第8話 聖夜のスコアメーカー
スクランブル交差点の大型ビジョンが、華やかなクリスマスソングと共に「あと10分」を告げる。その喧騒の渦中に、新たな「プレイヤー」が立っていた。
男の名は加藤。
半年前、全財産を注ぎ込んだ高級婚活パーティーで、サクラの女と運営会社に300万円を騙し取られた男だ。消費者金融からの督促電話と、独りきりのワンルーム。彼にとって、幸せそうに肩を寄せ合うカップルは、自分の人生を蝕む「バグ」にしか見えなかった。
「……あいつらさえいなければ、俺の人生は狂わなかった」
加藤のコートのポケットには、ダークウェブの主催者から送られてきた特殊な**「液体窒素スプレー」と、即席の「ガソリン瓶」**が隠されている。
加藤がスマホの画面をタップする。
プレイヤー名:『孤独な裁定者』 — エントリー完了。
狂乱のスクランブル
午後8時。信号が青に変わると同時に、数千人の人間が交差点へと流れ出す。
「今だ」
加藤が動いた。彼は最も幸せそうに見える、ブランドバッグを抱えたカップルの背後に詰め寄ると、容赦なく液体窒素を吹き付けた。
「えっ、何これ!? 冷たっ……」
悲鳴が上がる間もなく、男の背中が白く凍りつく。加藤は間髪入れず、手に持った鉄パイプでその背中を叩き割った。
『孤独な裁定者:100pt獲得(初撃ボーナス)』
スマホの画面上でスコアが跳ね上がる。それを見た加藤の顔に、これまで一度も浮かべたことのない恍惚とした笑みが張り付いた。
「はは……ハハハ! 楽しい、楽しいぞ!」
加藤の暴走は止まらない。パニックに陥り逃げ惑う群衆。
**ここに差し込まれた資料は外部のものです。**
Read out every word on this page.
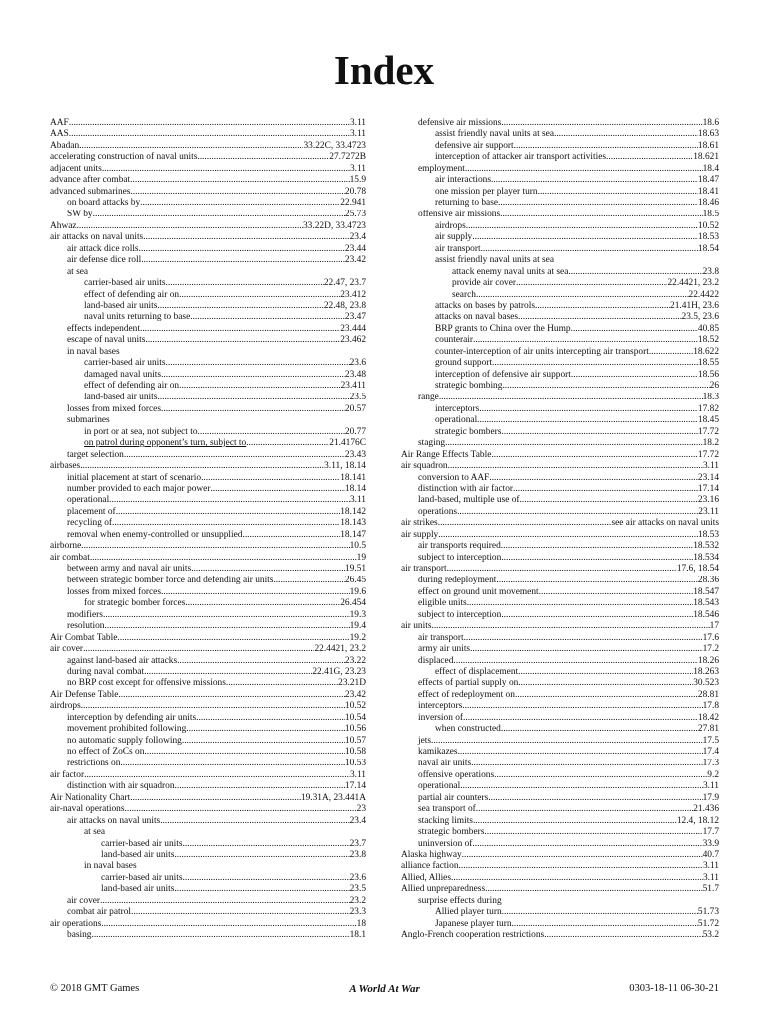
Index
AAF .....	3.11
AAS .....	3.11
Abadan .....	33.22C, 33.4723
accelerating construction of naval units .....	27.7272B
adjacent units .....	3.11
advance after combat .....	15.9
advanced submarines .....	20.78
on board attacks by .....	22.941
SW by .....	25.73
Ahwaz .....	33.22D, 33.4723
air attacks on naval units .....	23.4
air attack dice rolls .....	23.44
air defense dice roll .....	23.42
at sea
carrier-based air units .....	22.47, 23.7
effect of defending air on .....	23.412
land-based air units .....	22.48, 23.8
naval units returning to base .....	23.47
effects independent .....	23.444
escape of naval units .....	23.462
in naval bases
carrier-based air units .....	23.6
damaged naval units .....	23.48
effect of defending air on .....	23.411
land-based air units .....	23.5
losses from mixed forces .....	20.57
submarines
in port or at sea, not subject to .....	20.77
on patrol during opponent’s turn, subject to .....	21.4176C
target selection .....	23.43
airbases .....	3.11, 18.14
initial placement at start of scenario .....	18.141
number provided to each major power .....	18.14
operational .....	3.11
placement of .....	18.142
recycling of .....	18.143
removal when enemy-controlled or unsupplied .....	18.147
airborne .....	10.5
air combat .....	19
between army and naval air units .....	19.51
between strategic bomber force and defending air units .....	26.45
losses from mixed forces .....	19.6
for strategic bomber forces .....	26.454
modifiers .....	19.3
resolution .....	19.4
Air Combat Table .....	19.2
air cover .....	22.4421, 23.2
against land-based air attacks .....	23.22
during naval combat .....	22.41G, 23.23
no BRP cost except for offensive missions .....	23.21D
Air Defense Table .....	23.42
airdrops .....	10.52
interception by defending air units .....	10.54
movement prohibited following .....	10.56
no automatic supply following .....	10.57
no effect of ZoCs on .....	10.58
restrictions on .....	10.53
air factor .....	3.11
distinction with air squadron .....	17.14
Air Nationality Chart .....	19.31A, 23.441A
air-naval operations .....	23
air attacks on naval units .....	23.4
at sea
carrier-based air units .....	23.7
land-based air units .....	23.8
in naval bases
carrier-based air units .....	23.6
land-based air units .....	23.5
air cover .....	23.2
combat air patrol .....	23.3
air operations .....	18
basing .....	18.1
defensive air missions .....	18.6
assist friendly naval units at sea .....	18.63
defensive air support .....	18.61
interception of attacker air transport activities .....	18.621
employment .....	18.4
air interactions .....	18.47
one mission per player turn .....	18.41
returning to base .....	18.46
offensive air missions .....	18.5
airdrops .....	10.52
air supply .....	18.53
air transport .....	18.54
assist friendly naval units at sea
attack enemy naval units at sea .....	23.8
provide air cover .....	22.4421, 23.2
search .....	22.4422
attacks on bases by patrols .....	21.41H, 23.6
attacks on naval bases .....	23.5, 23.6
BRP grants to China over the Hump .....	40.85
counterair .....	18.52
counter-interception of air units intercepting air transport .....	18.622
ground support .....	18.55
interception of defensive air support .....	18.56
strategic bombing .....	26
range .....	18.3
interceptors .....	17.82
operational .....	18.45
strategic bombers .....	17.72
staging .....	18.2
Air Range Effects Table .....	17.72
air squadron .....	3.11
conversion to AAF .....	23.14
distinction with air factor .....	17.14
land-based, multiple use of .....	23.16
operations .....	23.11
air strikes .....	see air attacks on naval units
air supply .....	18.53
air transports required .....	18.532
subject to interception .....	18.534
air transport .....	17.6, 18.54
during redeployment .....	28.36
effect on ground unit movement .....	18.547
eligible units .....	18.543
subject to interception .....	18.546
air units .....	17
air transport .....	17.6
army air units .....	17.2
displaced .....	18.26
effect of displacement .....	18.263
effects of partial supply on .....	30.523
effect of redeployment on .....	28.81
interceptors .....	17.8
inversion of .....	18.42
when constructed .....	27.81
jets .....	17.5
kamikazes .....	17.4
naval air units .....	17.3
offensive operations .....	9.2
operational .....	3.11
partial air counters .....	17.9
sea transport of .....	21.436
stacking limits .....	12.4, 18.12
strategic bombers .....	17.7
uninversion of .....	33.9
Alaska highway .....	40.7
alliance faction .....	3.11
Allied, Allies .....	3.11
Allied unpreparedness .....	51.7
surprise effects during
Allied player turn .....	51.73
Japanese player turn .....	51.72
Anglo-French cooperation restrictions .....	53.2
© 2018 GMT Games	A World At War	0303-18-11 06-30-21
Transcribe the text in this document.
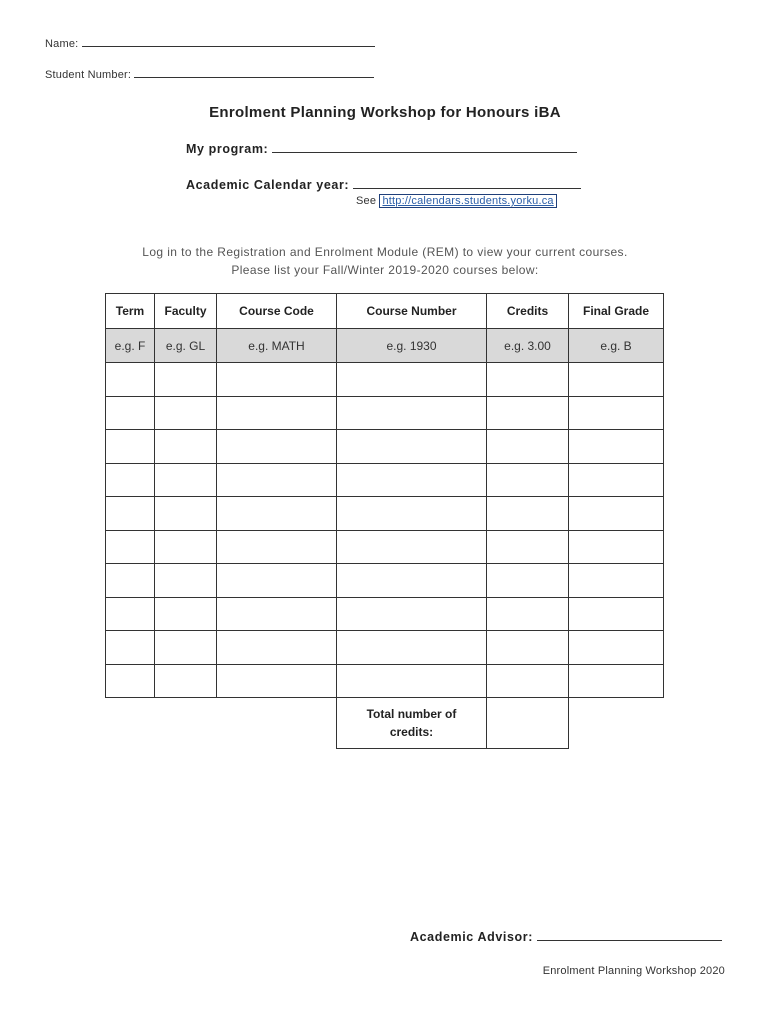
Name:
Student Number:
Enrolment Planning Workshop for Honours iBA
My program:
Academic Calendar year:
See http://calendars.students.yorku.ca
Log in to the Registration and Enrolment Module (REM) to view your current courses.
Please list your Fall/Winter 2019-2020 courses below:
Term	Faculty	Course Code	Course Number	Credits	Final Grade
e.g. F	e.g. GL	e.g. MATH	e.g. 1930	e.g. 3.00	e.g. B

			Total number of
credits:		
Academic Advisor:
Enrolment Planning Workshop 2020
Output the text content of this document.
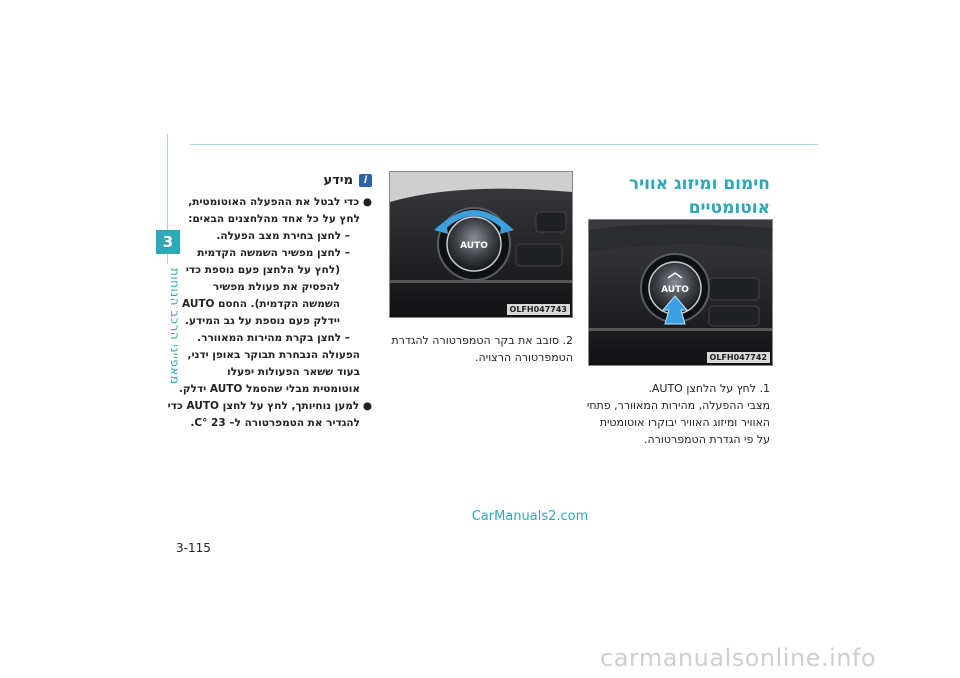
3
מאפייני הרכב הנוחות
חימום ומיזוג אוויר
אוטומטיים
AUTO
OLFH047742
1. לחץ על הלחצן AUTO.
מצבי ההפעלה, מהירות המאוורר, פתחי
האוויר ומיזוג האוויר יבוקרו אוטומטית
על פי הגדרת הטמפרטורה.
AUTO
OLFH047743
2. סובב את בקר הטמפרטורה להגדרת
הטמפרטורה הרצויה.
i
מידע
● כדי לבטל את ההפעלה האוטומטית,
לחץ על כל אחד מהלחצנים הבאים:
– לחצן בחירת מצב הפעלה.
– לחצן מפשיר השמשה הקדמית
(לחץ על הלחצן פעם נוספת כדי
להפסיק את פעולת מפשיר
השמשה הקדמית). החסם AUTO
יידלק פעם נוספת על גב המידע.
– לחצן בקרת מהירות המאוורר.
הפעולה הנבחרת תבוקר באופן ידני,
בעוד ששאר הפעולות יפעלו
אוטומטית מבלי שהסמל AUTO ידלק.
● למען נוחיותך, לחץ על לחצן AUTO כדי
להגדיר את הטמפרטורה ל– 23 °C.
CarManuals2.com
3-115
carmanualsonline.info
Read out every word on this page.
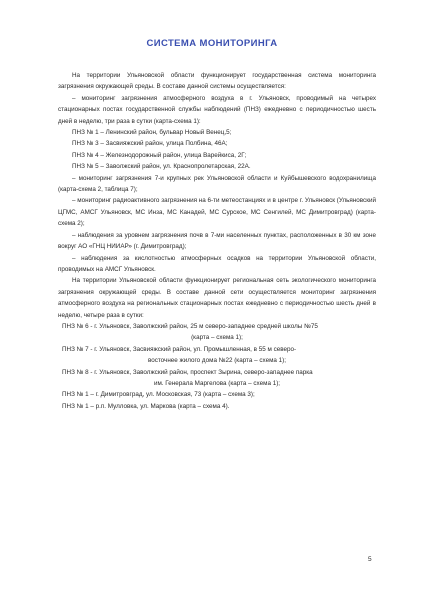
СИСТЕМА МОНИТОРИНГА

На территории Ульяновской области функционирует государственная система мониторинга загрязнения окружающей среды. В составе данной системы осуществляется:

– мониторинг загрязнения атмосферного воздуха в г. Ульяновск, проводимый на четырех стационарных постах государственной службы наблюдений (ПНЗ) ежедневно с периодичностью шесть дней в неделю, три раза в сутки (карта-схема 1):

ПНЗ № 1 – Ленинский район, бульвар Новый Венец,5;

ПНЗ № 3 – Засвияжский район, улица Полбина, 46А;

ПНЗ № 4 – Железнодорожный район, улица Варейкиса, 2Г;

ПНЗ № 5 – Заволжский район, ул. Краснопролетарская, 22А.

– мониторинг загрязнения 7-и крупных рек Ульяновской области и Куйбышевского водохранилища (карта-схема 2, таблица 7);

– мониторинг радиоактивного загрязнения на 6-ти метеостанциях и в центре г. Ульяновск (Ульяновский ЦГМС, АМСГ Ульяновск, МС Инза, МС Канадей, МС Сурское, МС Сенгилей, МС Димитровград) (карта-схема 2);

– наблюдения за уровнем загрязнения почв в 7-ми населенных пунктах, расположенных в 30 км зоне вокруг АО «ГНЦ НИИАР» (г. Димитровград);

– наблюдения за кислотностью атмосферных осадков на территории Ульяновской области, проводимых на АМСГ Ульяновск.

На территории Ульяновской области функционирует региональная сеть экологического мониторинга загрязнения окружающей среды. В составе данной сети осуществляется мониторинг загрязнения атмосферного воздуха на региональных стационарных постах ежедневно с периодичностью шесть дней в неделю, четыре раза в сутки:

ПНЗ № 6 - г. Ульяновск, Заволжский район, 25 м северо-западнее средней школы №75

(карта – схема 1);

ПНЗ № 7 - г. Ульяновск, Засвияжский район, ул. Промышленная, в 55 м северо-

восточнее жилого дома №22 (карта – схема 1);

ПНЗ № 8 - г. Ульяновск, Заволжский район, проспект Зырина, северо-западнее парка

им. Генерала Маргелова (карта – схема 1);

ПНЗ № 1 – г. Димитровград, ул. Московская, 73 (карта – схема 3);

ПНЗ № 1 – р.п. Мулловка, ул. Маркова (карта – схема 4).

5
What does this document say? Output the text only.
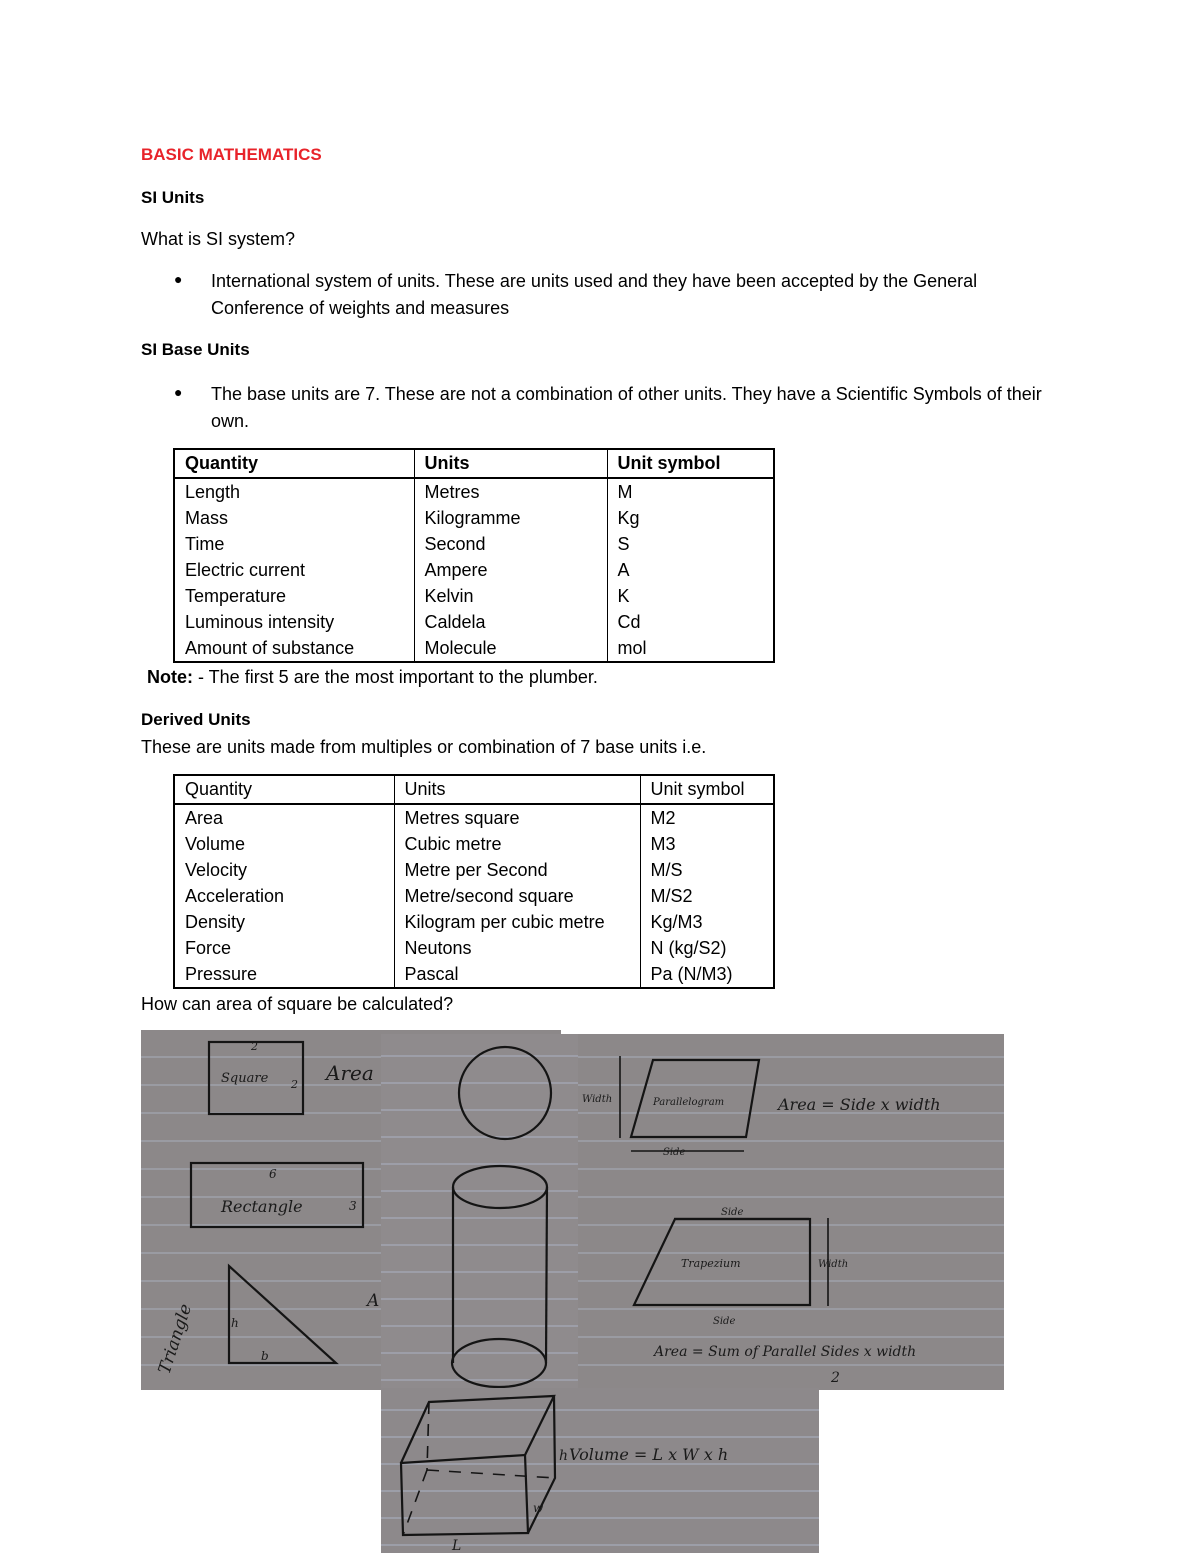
BASIC MATHEMATICS
SI Units
What is SI system?
● International system of units. These are units used and they have been accepted by the General Conference of weights and measures
SI Base Units
● The base units are 7. These are not a combination of other units. They have a Scientific Symbols of their own.
Quantity	Units	Unit symbol
Length	Metres	M
Mass	Kilogramme	Kg
Time	Second	S
Electric current	Ampere	A
Temperature	Kelvin	K
Luminous intensity	Caldela	Cd
Amount of substance	Molecule	mol
Note: - The first 5 are the most important to the plumber.
Derived Units
These are units made from multiples or combination of 7 base units i.e.
Quantity	Units	Unit symbol
Area	Metres square	M2
Volume	Cubic metre	M3
Velocity	Metre per Second	M/S
Acceleration	Metre/second square	M/S2
Density	Kilogram per cubic metre	Kg/M3
Force	Neutons	N (kg/S2)
Pressure	Pascal	Pa (N/M3)
How can area of square be calculated?
Square
2
2 Area
Rectangle
6
3
Triangle	h
b
A
Parallelogram
Width
Side
Area = Side x width
Trapezium
Side
Side
Width
Area = Sum of Parallel Sides x width
2
h
w
L
Volume = L x W x h
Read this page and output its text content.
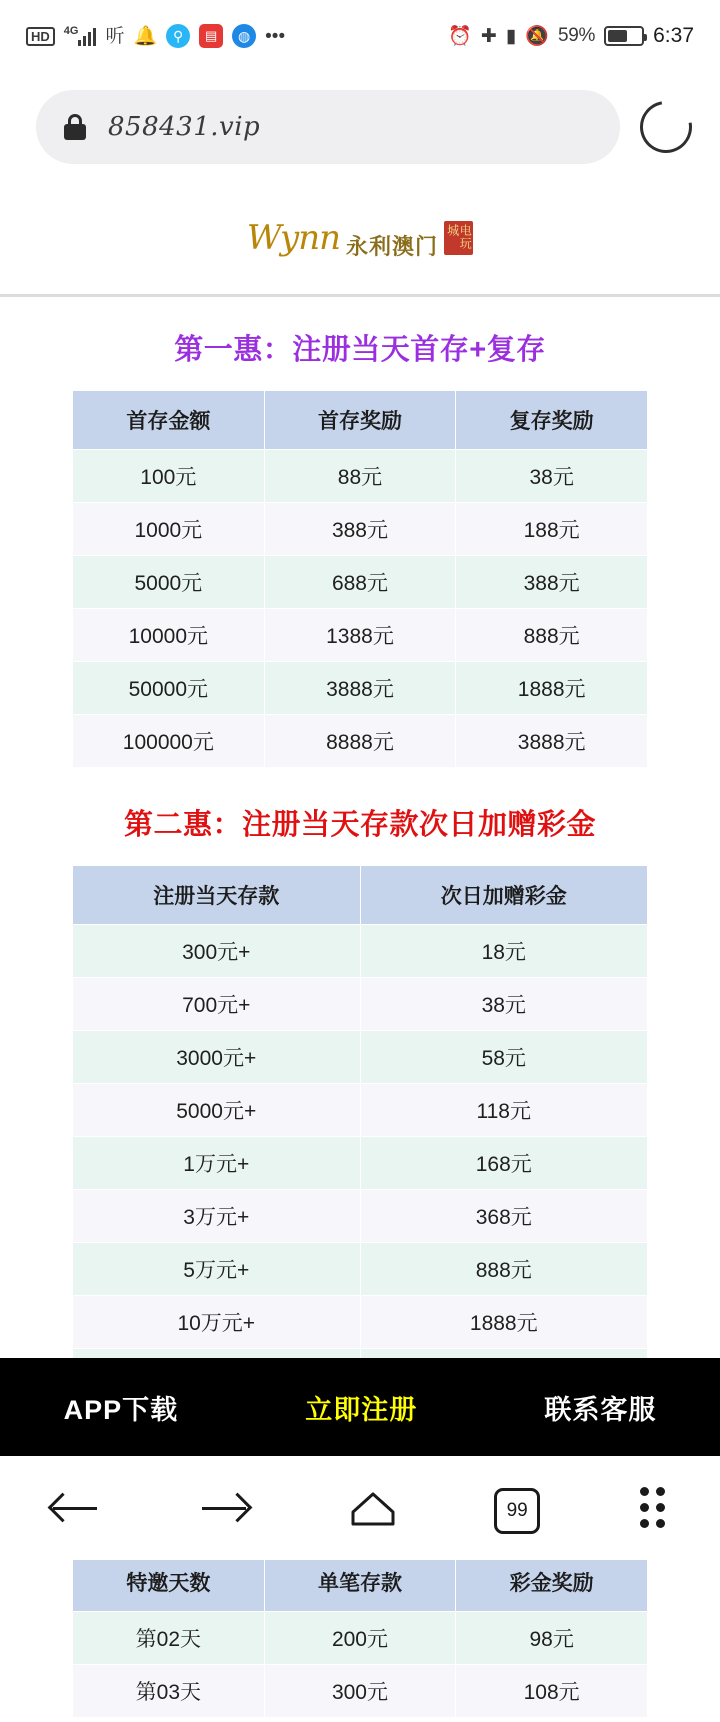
HD	4G 听 🔔	⚲	▤	◍ •••	⏰ ✚ ▮ 🔕 59%	6:37
858431.vip
Wynn 永利澳门	电玩城
第一惠：注册当天首存+复存
首存金额	首存奖励	复存奖励
100元	88元	38元
1000元	388元	188元
5000元	688元	388元
10000元	1388元	888元
50000元	3888元	1888元
100000元	8888元	3888元
第二惠：注册当天存款次日加赠彩金
注册当天存款	次日加赠彩金
300元+	18元
700元+	38元
3000元+	58元
5000元+	118元
1万元+	168元
3万元+	368元
5万元+	888元
10万元+	1888元

特邀天数	单笔存款	彩金奖励
第02天	200元	98元
第03天	300元	108元
APP下载	立即注册	联系客服
99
しかし、その逃げ道には、すでに他のプレイヤーたちが網を張っていた。
「鎌の男」の後継者たちが、暗がりから三日月刀を振るい。
「銃を持つ派遣社員」の亡霊たちが、ビルの中からスナイパーライフルを構える。
捜査官の絶望
「やめろ……もうやめてくれ!」
佐藤刑事が人混みをかき分け、加藤に向かって叫ぶ。だが、加藤の耳には届かない。
加藤が次の獲物――怯えて震える若い女性――にガソリン瓶を振り上げたその時、佐藤は反射的に拳銃を抜いた。
――銃声。
加藤の胸に風穴が開く。だが、彼は倒れながらも、狂ったようにスマホを見つめていた。
「……1位……俺が、1位だ……」
加藤の指が、画面上の『全プレイヤー共通:最終自爆スイッチ』に触れた。
主催者が用意した最後のご褒美。それは、トッププレイヤーに与えられる**「最高の演出権」**だった。
「メリー、クリスマス……」
加藤がスイッチを押し込んだ瞬間、渋谷駅前地下に埋設されたガス管が、これまでの「事件」で仕掛けられていた起爆装置と連動し、一斉に臨界点を超えた。
スクランブル交差点が、底から光り輝く。
愛を語らう声も、復讐の叫びも、スコアを競う狂気も。
すべては、クリスマスの夜空に打ち上げられた、巨大な火柱の中に溶けていった。
翌朝のニュース速報。
「渋谷で大規模なテロ事件が発生。死傷者数は過去最大規模に――」
しかし、そのニュースを配信しているサーバーの裏側では、新しいスレッドが立ち上がっていた。